SIX weeks ago I went on a tour of Lonmin’s operations in the Bushveld Complex near Rustenburg. It was a PR exercise. I was shown the Marikana clinic where the company had invested millions in impressive facilities.
With a group of journalists, we saw schools it supported, where textbooks arrive and teachers are trained. We walked through one of the many informal settlements that lack any formal infrastructure, meeting AIDS sufferers whom the company supports to ensure they receive antiretrovirals and nutrition. We met enthusiastic members of the company’s community action team who work hard to get the most out of the limited budgets the company gives them.
We also went into the heart of the operations. Down the Saffy shaft, 300m underground, we crawled in the 150cm gap along the ore seam.
With your way illuminated only by the lamp on your hard hat, you feel glad for the steel-capped boots and safety overalls you are required to wear, as well as the weighty emergency oxygen unit attached to your belt.
The engineering feats are impressive — the liquid concrete pumped around the mine into canvas sacks that inflate to become rock-solid pillars to hold back tons of rock over your head. The giant ventilation fans that ensure the air is breathable.
At the stope face I drilled into the wall, for a few seconds experiencing what it is like for workers on an eight-hour shift. Crouched with a small team, drilling hole after hole in the dark, later to be filled with explosives to blast away the next load of ore. Knowing that your team is one of hundreds drilling at the ore in the warren of tunnels running for kilometres around you. It is a difficult and dangerous job.
I also saw the obsession with safety. How the whole mine takes “safety breaks” every few hours, stopping work and checking the environment. Any worker who feels there is a safety risk has the right to stop work. Workers are drilled on safety constantly.
As we entered the Saffy shaft we passed a large display showing how one fatality at the mine had happened that year. The worker had not fixed the cogs properly for a pulley mechanism. It is at the top of the shaft for a reason, a reminder you are entering territory where people die.

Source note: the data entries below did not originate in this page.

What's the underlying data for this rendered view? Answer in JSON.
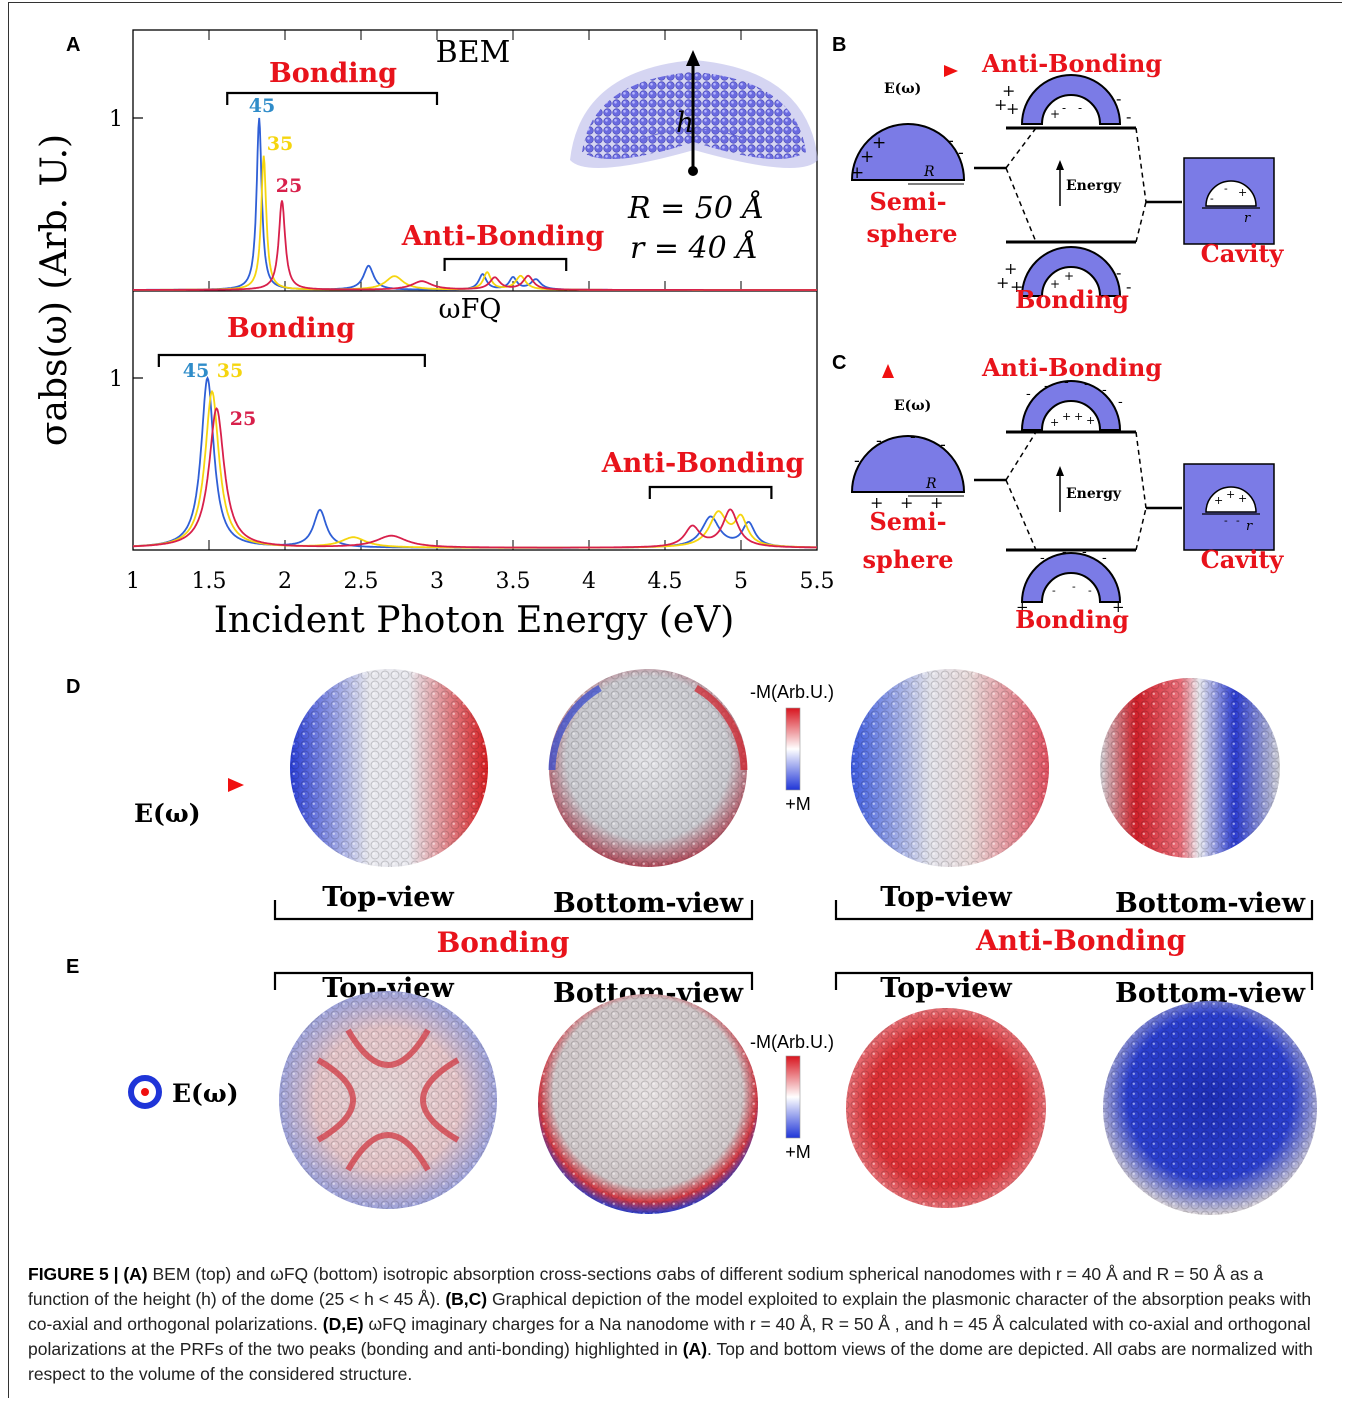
{
  "panel_labels": {
    "a": "A",
    "b": "B",
    "c": "C",
    "d": "D",
    "e": "E"
  },
  "chart_data": [
    {
      "type": "line",
      "title": "BEM",
      "xlim": [
        1,
        5.5
      ],
      "ylim": [
        0,
        1.0
      ],
      "y_ticks": [
        1
      ],
      "series": [
        {
          "name": "45",
          "color": "#2f5fd6",
          "peaks": [
            [
              1.83,
              1.0,
              0.02
            ],
            [
              2.55,
              0.14,
              0.04
            ],
            [
              3.3,
              0.09,
              0.03
            ],
            [
              3.5,
              0.07,
              0.03
            ],
            [
              3.65,
              0.06,
              0.04
            ]
          ]
        },
        {
          "name": "35",
          "color": "#f5d50f",
          "peaks": [
            [
              1.86,
              0.78,
              0.02
            ],
            [
              2.72,
              0.08,
              0.07
            ],
            [
              3.33,
              0.1,
              0.03
            ],
            [
              3.55,
              0.08,
              0.04
            ]
          ]
        },
        {
          "name": "25",
          "color": "#d8204b",
          "peaks": [
            [
              1.98,
              0.52,
              0.025
            ],
            [
              2.9,
              0.05,
              0.08
            ],
            [
              3.38,
              0.07,
              0.04
            ],
            [
              3.6,
              0.08,
              0.04
            ]
          ]
        }
      ],
      "annotations": {
        "bonding": "Bonding",
        "anti_bonding": "Anti-Bonding",
        "bonding_range": [
          1.62,
          3.0
        ],
        "anti_bonding_range": [
          3.05,
          3.85
        ]
      },
      "inset": {
        "h": "h",
        "R_text": "R = 50 Å",
        "r_text": "r = 40 Å"
      }
    },
    {
      "type": "line",
      "title": "ωFQ",
      "xlim": [
        1,
        5.5
      ],
      "ylim": [
        0,
        1.0
      ],
      "y_ticks": [
        1
      ],
      "x_ticks": [
        "1",
        "1.5",
        "2",
        "2.5",
        "3",
        "3.5",
        "4",
        "4.5",
        "5",
        "5.5"
      ],
      "xlabel": "Incident Photon Energy (eV)",
      "ylabel": "σabs(ω) (Arb. U.)",
      "series": [
        {
          "name": "45",
          "color": "#2f5fd6",
          "peaks": [
            [
              1.49,
              1.0,
              0.05
            ],
            [
              2.23,
              0.22,
              0.05
            ],
            [
              4.8,
              0.18,
              0.07
            ],
            [
              5.05,
              0.14,
              0.05
            ]
          ]
        },
        {
          "name": "35",
          "color": "#f5d50f",
          "peaks": [
            [
              1.52,
              0.92,
              0.055
            ],
            [
              2.45,
              0.06,
              0.1
            ],
            [
              4.85,
              0.2,
              0.07
            ],
            [
              5.0,
              0.16,
              0.05
            ]
          ]
        },
        {
          "name": "25",
          "color": "#d8204b",
          "peaks": [
            [
              1.55,
              0.82,
              0.06
            ],
            [
              2.7,
              0.07,
              0.12
            ],
            [
              4.68,
              0.12,
              0.06
            ],
            [
              4.93,
              0.22,
              0.06
            ]
          ]
        }
      ],
      "annotations": {
        "bonding": "Bonding",
        "anti_bonding": "Anti-Bonding",
        "bonding_range": [
          1.17,
          2.92
        ],
        "anti_bonding_range": [
          4.4,
          5.2
        ]
      }
    }
  ],
  "diagram_b": {
    "field": "E(ω)",
    "anti_bonding": "Anti-Bonding",
    "bonding": "Bonding",
    "energy": "Energy",
    "semi": "Semi-",
    "sphere": "sphere",
    "cavity": "Cavity",
    "R": "R",
    "r": "r"
  },
  "diagram_c": {
    "field": "E(ω)",
    "anti_bonding": "Anti-Bonding",
    "bonding": "Bonding",
    "energy": "Energy",
    "semi": "Semi-",
    "sphere": "sphere",
    "cavity": "Cavity",
    "R": "R",
    "r": "r"
  },
  "panel_d": {
    "field": "E(ω)",
    "colorbar_top": "-M(Arb.U.)",
    "colorbar_bottom": "+M",
    "top_view": "Top-view",
    "bottom_view": "Bottom-view",
    "bonding": "Bonding",
    "anti_bonding": "Anti-Bonding"
  },
  "panel_e": {
    "field": "E(ω)",
    "colorbar_top": "-M(Arb.U.)",
    "colorbar_bottom": "+M",
    "top_view": "Top-view",
    "bottom_view": "Bottom-view"
  },
  "caption": {
    "fig": "FIGURE 5 | ",
    "a_tag": "(A)",
    "a_text": " BEM (top) and ωFQ (bottom) isotropic absorption cross-sections σabs of different sodium spherical nanodomes with r = 40 Å and R = 50 Å as a function of the height (h) of the dome (25 < h < 45 Å). ",
    "bc_tag": "(B,C)",
    "bc_text": " Graphical depiction of the model exploited to explain the plasmonic character of the absorption peaks with co-axial and orthogonal polarizations. ",
    "de_tag": "(D,E)",
    "de_text": " ωFQ imaginary charges for a Na nanodome with r = 40 Å, R = 50 Å , and h = 45 Å calculated with co-axial and orthogonal polarizations at the PRFs of the two peaks (bonding and anti-bonding) highlighted in ",
    "a_ref": "(A)",
    "end_text": ". Top and bottom views of the dome are depicted. All σabs are normalized with respect to the volume of the considered structure."
  }
}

We were shown the hostels with eight beds squashed together in a dormitory. In the 1980s and early 1990s these would have been bunk beds, holding 16 men per dirty, foetid room, adding up to thousands in the hostels that were run with prison-like discipline. But now the rooms are steadily being converted into pleasant family and bachelor units. Children kicked balls around on the grass.
Women hung out washing. The mine has for some years given workers the option to receive a housing allowance rather than stay in the hostels.

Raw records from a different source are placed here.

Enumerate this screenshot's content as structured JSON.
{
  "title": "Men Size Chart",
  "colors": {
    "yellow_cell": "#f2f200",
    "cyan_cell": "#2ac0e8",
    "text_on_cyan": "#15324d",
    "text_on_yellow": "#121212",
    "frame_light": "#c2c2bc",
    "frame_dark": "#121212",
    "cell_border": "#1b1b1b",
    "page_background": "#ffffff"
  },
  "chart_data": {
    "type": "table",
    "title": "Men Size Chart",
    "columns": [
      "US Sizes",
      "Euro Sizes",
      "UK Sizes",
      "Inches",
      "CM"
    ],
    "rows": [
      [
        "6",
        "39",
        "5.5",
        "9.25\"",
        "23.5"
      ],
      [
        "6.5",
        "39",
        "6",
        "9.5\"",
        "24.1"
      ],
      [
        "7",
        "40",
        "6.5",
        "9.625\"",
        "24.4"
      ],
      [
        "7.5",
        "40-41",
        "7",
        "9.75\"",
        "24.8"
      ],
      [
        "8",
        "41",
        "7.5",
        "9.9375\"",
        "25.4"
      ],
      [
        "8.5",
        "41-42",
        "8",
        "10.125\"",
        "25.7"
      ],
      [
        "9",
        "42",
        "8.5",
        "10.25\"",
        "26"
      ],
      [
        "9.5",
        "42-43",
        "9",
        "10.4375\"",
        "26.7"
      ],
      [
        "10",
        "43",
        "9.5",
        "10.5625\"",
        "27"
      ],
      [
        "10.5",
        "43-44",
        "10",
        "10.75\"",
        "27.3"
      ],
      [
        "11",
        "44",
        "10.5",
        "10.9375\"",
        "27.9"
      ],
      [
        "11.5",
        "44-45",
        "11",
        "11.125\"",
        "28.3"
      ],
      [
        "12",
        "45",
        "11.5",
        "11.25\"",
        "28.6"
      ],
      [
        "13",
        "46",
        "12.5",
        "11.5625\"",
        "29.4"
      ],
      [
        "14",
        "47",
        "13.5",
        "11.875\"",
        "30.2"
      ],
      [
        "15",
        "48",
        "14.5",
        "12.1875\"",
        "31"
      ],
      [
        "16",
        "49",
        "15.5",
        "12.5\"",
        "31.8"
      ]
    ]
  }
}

We could see painfully that the demand for housing and public facilities this resulted in was being inadequately met by the local government.
But on all our minds was the labour dispute between the National Union of Mineworkers (NUM) and the Association of Mineworkers and Construction Union (Amcu) that had months earlier become so apparent with the strike at neighbouring Impala. We interrogated management about it. We interrogated the NUM shop steward who joined us for part of the tour.
While in the informal settlement, we stopped a wary worker on the street. We asked him which union he supported and, somewhat nervously with journalists jockeying to hear him, he told us he supported Amcu because it represented his interests.
We heard from management how it had departed from the strategy of other large miners and given Amcu certain rights of access and seats at some meetings. But we heard also how the NUM would refuse to attend those meetings if Amcu was present. We heard how the NUM was facing losing its closed-shop agreement which allowed it to be the exclusive negotiator, and that it now had three months to recruit new members to take it back above its 50%-plus-one threshold. This meant tension in the ranks. Yet management spoke of its cautious optimism, claiming to have a much better relationship with Amcu than the other mines.
But in the end it was not the relationship with management that mattered. It came down to the standoff between the unions, with both desperate to recruit members to entrench their power on the mine. Using any management action to whip workers into a frenzy, Amcu’s strategy was effective: promise workers the completely undeliverable, such as a 300% wage increase for rock drillers, and then pin the blame for nondelivery on the NUM and management. The NUM could do little in response.
Perhaps the violence could have been anticipated. Union rivalry built out of the Labour Relations Act, local delivery failure, political rivalry, a loss-making company, an armed and poorly trained police force. How did we not see it coming?